Auch sagte er allen Danke, die für Zusammenhalt und Verständnis eintreten – und es nicht zuließen, dass die Gesellschaft sich von dieser Art der Politik weiter auseinanderdividieren lasse. Man werde diese Krise „gemeinsam und mit unterschiedlichen persönlichen Entscheidungen und Überzeugungen meistern“. Er selbst sei gescheitert. Aber: „Weiterzumachen, als ob ich die unsportlichen und ungesunden Entwicklungen rund um diese Pandemie nicht mitbekommen würde, ist für mich keine Option.“
Sportminister Koglers Reaktion
In einer Stellungnahme erklärte Grünen-Vizekanzler Kogler nach Angaben der „Kleinen Zeitung“: „Der Rücktritt von Felix Gottwald ist bedauerlich, aber zur Kenntnis zu nehmen.“ Er habe als Mitglied der Kommission für den Breitensport versucht, zur Entwicklung einer echten Bewegungskultur in Österreich beizutragen. „Sein Engagement in diesem Bereich schätze ich sehr.“
Zu den Aussagen von Gottwald über die Regierungsmaßnahmen sagte Kogler: „Unser Auftrag als Politik ist der Schutz der Bevölkerung.
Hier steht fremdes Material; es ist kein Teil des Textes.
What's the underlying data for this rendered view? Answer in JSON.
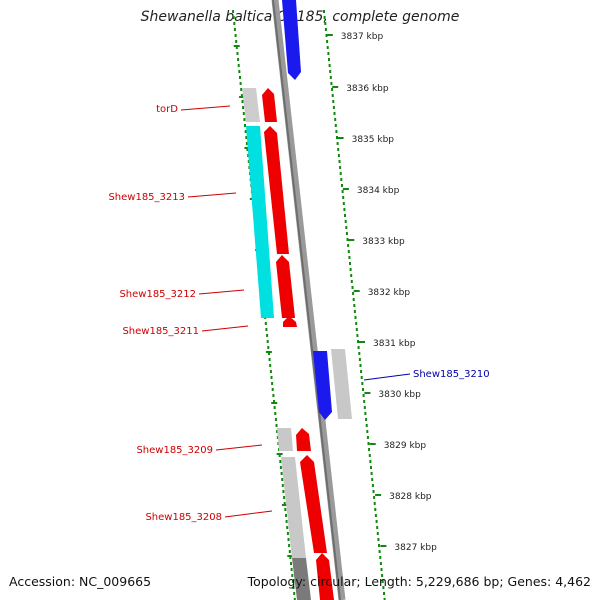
{
  "title": "Shewanella baltica OS185, complete genome",
  "footer": {
    "accession": "Accession: NC_009665",
    "summary": "Topology: circular; Length: 5,229,686 bp; Genes: 4,462"
  },
  "ticks": [
    "3837 kbp",
    "3836 kbp",
    "3835 kbp",
    "3834 kbp",
    "3833 kbp",
    "3832 kbp",
    "3831 kbp",
    "3830 kbp",
    "3829 kbp",
    "3828 kbp",
    "3827 kbp"
  ],
  "genes": [
    {
      "name": "torD",
      "color": "#cc0000"
    },
    {
      "name": "Shew185_3213",
      "color": "#cc0000"
    },
    {
      "name": "Shew185_3212",
      "color": "#cc0000"
    },
    {
      "name": "Shew185_3211",
      "color": "#cc0000"
    },
    {
      "name": "Shew185_3210",
      "color": "#0000aa"
    },
    {
      "name": "Shew185_3209",
      "color": "#cc0000"
    },
    {
      "name": "Shew185_3208",
      "color": "#cc0000"
    }
  ],
  "colors": {
    "forward_cds": "#ee0000",
    "reverse_cds": "#1a1aee",
    "gene_forward": "#c8c8c8",
    "gene_dark": "#7a7a7a",
    "rna": "#00e0e0",
    "backbone": "#8a8a8a",
    "scale_dots": "#118811"
  }
}
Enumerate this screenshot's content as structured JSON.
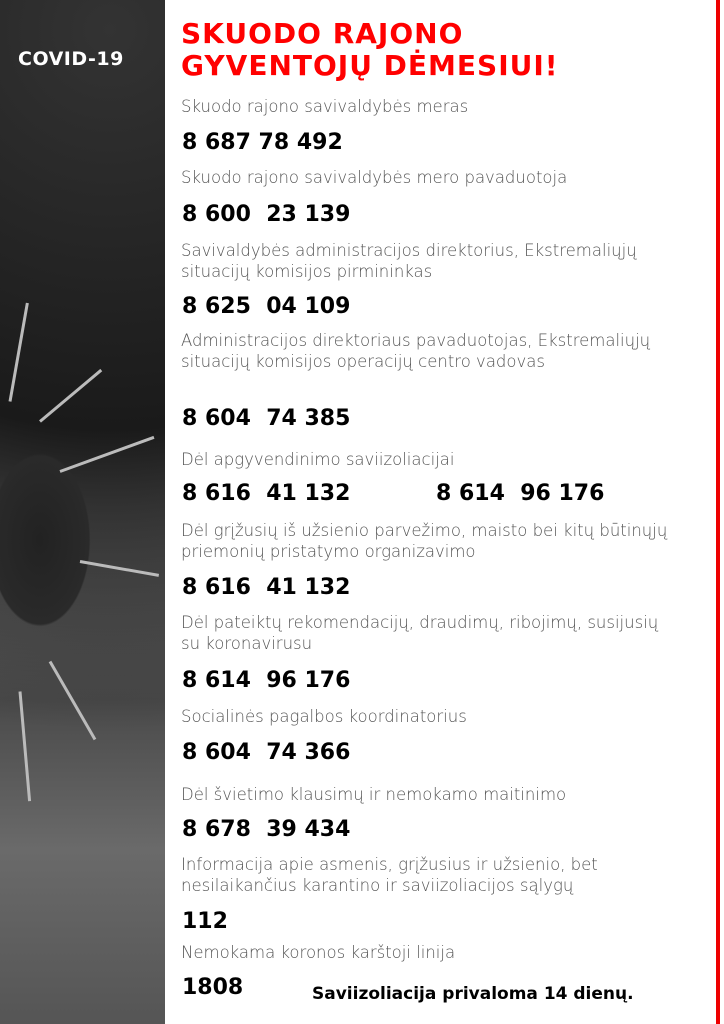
{
  "badge": "COVID-19",
  "title_line1": "SKUODO RAJONO",
  "title_line2": "GYVENTOJŲ DĖMESIUI!",
  "accent": "#ff0000",
  "contacts": [
    {
      "label": "Skuodo rajono savivaldybės meras",
      "number": "8 687 78 492"
    },
    {
      "label": "Skuodo rajono savivaldybės mero pavaduotoja",
      "number": "8 600  23 139"
    },
    {
      "label": "Savivaldybės administracijos direktorius, Ekstremaliųjų situacijų komisijos pirmininkas",
      "number": "8 625  04 109"
    },
    {
      "label": "Administracijos direktoriaus pavaduotojas, Ekstremaliųjų situacijų komisijos operacijų centro vadovas",
      "number": "8 604  74 385"
    },
    {
      "label": "Dėl apgyvendinimo saviizoliacijai",
      "number": "8 616  41 132",
      "number2": "8 614  96 176"
    },
    {
      "label": "Dėl grįžusių iš užsienio parvežimo, maisto bei kitų būtinųjų priemonių pristatymo organizavimo",
      "number": "8 616  41 132"
    },
    {
      "label": "Dėl pateiktų rekomendacijų, draudimų, ribojimų, susijusių su koronavirusu",
      "number": "8 614  96 176"
    },
    {
      "label": "Socialinės pagalbos koordinatorius",
      "number": "8 604  74 366"
    },
    {
      "label": "Dėl švietimo klausimų ir nemokamo maitinimo",
      "number": "8 678  39 434"
    },
    {
      "label": "Informacija apie asmenis, grįžusius ir užsienio, bet nesilaikančius karantino ir saviizoliacijos sąlygų",
      "number": "112"
    },
    {
      "label": "Nemokama koronos karštoji linija",
      "number": "1808"
    }
  ],
  "footer": "Saviizoliacija privaloma 14 dienų."
}
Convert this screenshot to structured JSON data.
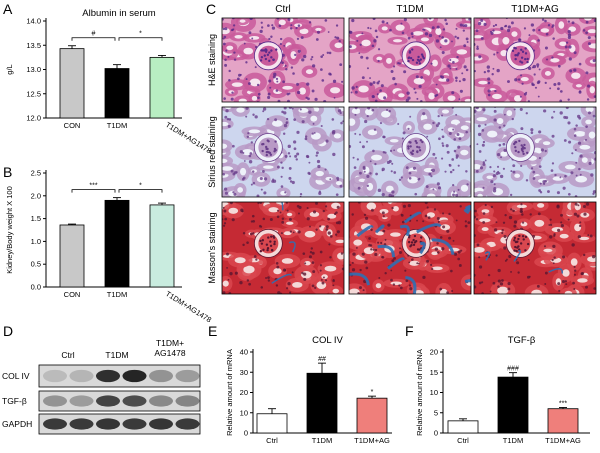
{
  "panel_letters": {
    "A": "A",
    "B": "B",
    "C": "C",
    "D": "D",
    "E": "E",
    "F": "F"
  },
  "chart_data": [
    {
      "panel": "A",
      "type": "bar",
      "title": "Albumin in serum",
      "ylabel": "g/L",
      "xlabel": "",
      "categories": [
        "CON",
        "T1DM",
        "T1DM+AG1478"
      ],
      "values": [
        13.43,
        13.02,
        13.25
      ],
      "errors": [
        0.06,
        0.08,
        0.04
      ],
      "ylim": [
        12.0,
        14.0
      ],
      "yticks": [
        "12.0",
        "12.5",
        "13.0",
        "13.5",
        "14.0"
      ],
      "colors": [
        "#c8c8c8",
        "#000000",
        "#b8eec2"
      ],
      "significance": [
        {
          "from": 0,
          "to": 1,
          "label": "#"
        },
        {
          "from": 1,
          "to": 2,
          "label": "*"
        }
      ]
    },
    {
      "panel": "B",
      "type": "bar",
      "title": "",
      "ylabel": "Kidney/Body weight X 100",
      "xlabel": "",
      "categories": [
        "CON",
        "T1DM",
        "T1DM+AG1478"
      ],
      "values": [
        1.36,
        1.9,
        1.8
      ],
      "errors": [
        0.02,
        0.06,
        0.04
      ],
      "ylim": [
        0.0,
        2.5
      ],
      "yticks": [
        "0.0",
        "0.5",
        "1.0",
        "1.5",
        "2.0",
        "2.5"
      ],
      "colors": [
        "#c8c8c8",
        "#000000",
        "#c9ecdf"
      ],
      "significance": [
        {
          "from": 0,
          "to": 1,
          "label": "***"
        },
        {
          "from": 1,
          "to": 2,
          "label": "*"
        }
      ]
    },
    {
      "panel": "E",
      "type": "bar",
      "title": "COL IV",
      "ylabel": "Relative amount of mRNA",
      "xlabel": "",
      "categories": [
        "Ctrl",
        "T1DM",
        "T1DM+AG"
      ],
      "values": [
        9.5,
        29.5,
        17.2
      ],
      "errors": [
        2.5,
        5.0,
        1.0
      ],
      "ylim": [
        0,
        40
      ],
      "yticks": [
        "0",
        "10",
        "20",
        "30",
        "40"
      ],
      "colors": [
        "#ffffff",
        "#000000",
        "#ef7f7b"
      ],
      "bar_labels": [
        "",
        "##",
        "*"
      ]
    },
    {
      "panel": "F",
      "type": "bar",
      "title": "TGF-β",
      "ylabel": "Relative amount of mRNA",
      "xlabel": "",
      "categories": [
        "Ctrl",
        "T1DM",
        "T1DM+AG"
      ],
      "values": [
        3.0,
        13.8,
        6.0
      ],
      "errors": [
        0.5,
        1.1,
        0.3
      ],
      "ylim": [
        0,
        20
      ],
      "yticks": [
        "0",
        "5",
        "10",
        "15",
        "20"
      ],
      "colors": [
        "#ffffff",
        "#000000",
        "#ef7f7b"
      ],
      "bar_labels": [
        "",
        "###",
        "***"
      ]
    }
  ],
  "histology": {
    "columns": [
      "Ctrl",
      "T1DM",
      "T1DM+AG"
    ],
    "rows": [
      "H&E staining",
      "Sirius red staining",
      "Masson's staining"
    ],
    "stain_colors": {
      "he": {
        "bg": "#e4a4c6",
        "tubule": "#c95b9b",
        "nuclei": "#5b2a8a",
        "lumen": "#f6e4ee"
      },
      "sirius": {
        "bg": "#cdd6ee",
        "tubule": "#b99ac6",
        "nuclei": "#6a3f8c",
        "lumen": "#eef1f9"
      },
      "masson": {
        "bg": "#c52a34",
        "tubule": "#d9474f",
        "nuclei": "#5a1530",
        "lumen": "#f4d9d8",
        "fibrosis": "#2f6fb3"
      }
    }
  },
  "western_blot": {
    "lanes": [
      "Ctrl",
      "T1DM",
      "T1DM+\nAG1478"
    ],
    "lane_lines": [
      "Ctrl",
      "T1DM",
      "T1DM+",
      "AG1478"
    ],
    "bands": [
      "COL IV",
      "TGF-β",
      "GAPDH"
    ]
  }
}
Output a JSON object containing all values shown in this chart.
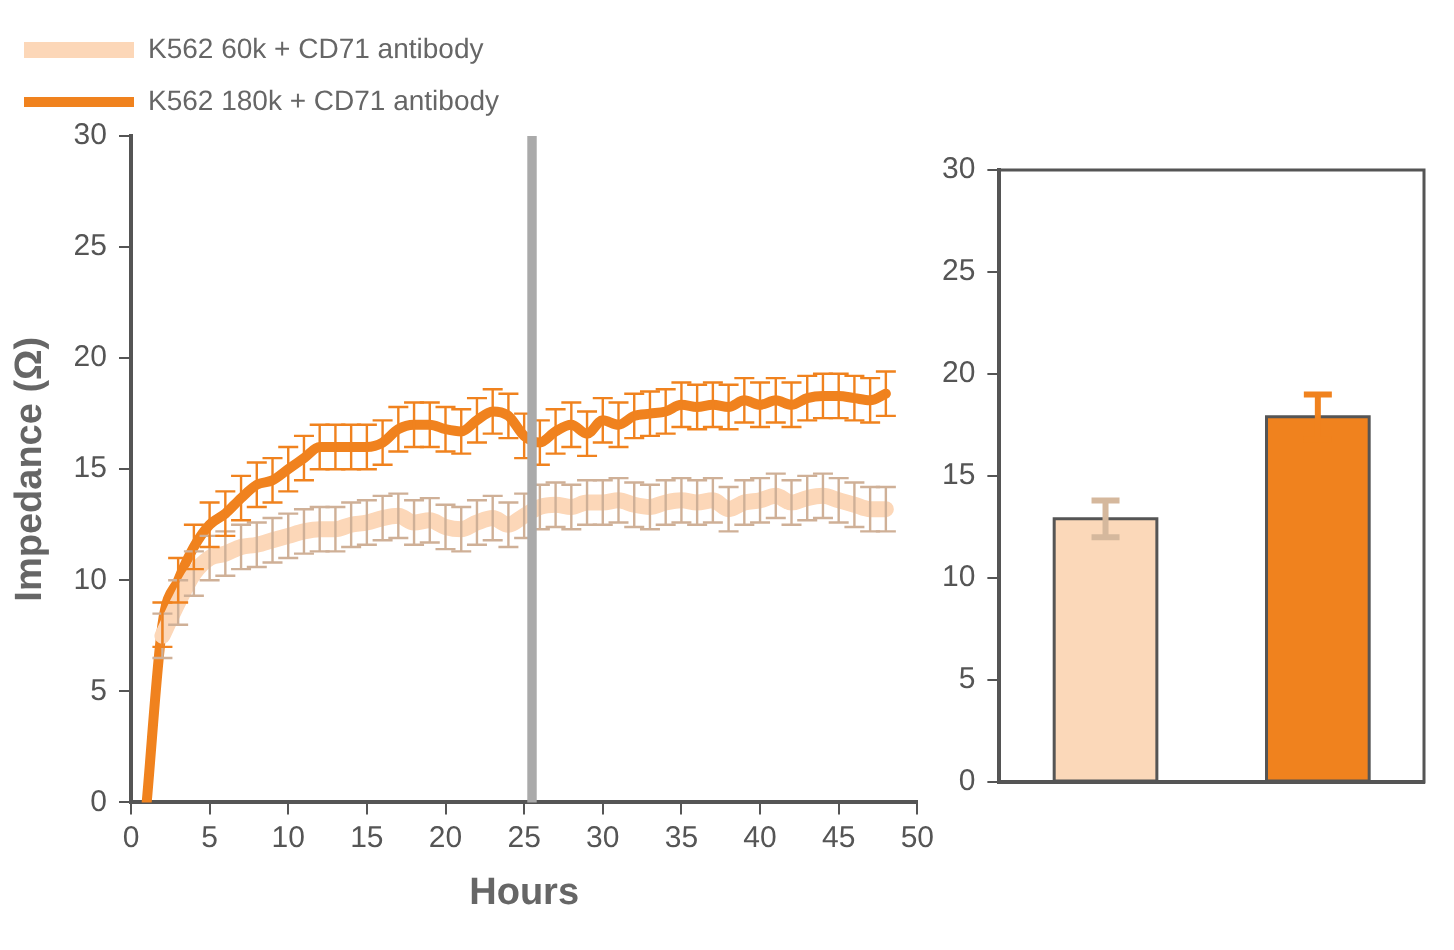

Die vor allem bei ungeimpften Personen dramatisch gestiegenen Fallzahlen und Inzidenzen sowie die stark belasteten Spitalskapazitäten haben die Bundesregierung am Wochenende gemeinsam mit den Landeshauptleuten veranlasst, weitreichende Maßnahmen zur Pandemiebewältigung zu beschließen.“
Die Maßnahmen würden einem Großteil der österreichischen Bevölkerung jedoch ermöglichen, weiterhin Sport im Sportverein betreiben zu können, was Kinder, Jugendliche bis zum Ende der Schulpflicht und alle betreffe, „die sich für eine Schutzimpfung entschieden haben oder genesen sind“.
„All jene, die sich nicht impfen lassen wollen, dürfen und können natürlich auch Sport betreiben“, so Kogler, der einschränkte, dass sich dies bis auf Weiteres auf die eigenen vier Wände beschränke oder auf den öffentlichen Raum mit Abstand zu anderen, „sodass die Ansteckungsgefahr für sie selbst und andere minimiert wird“.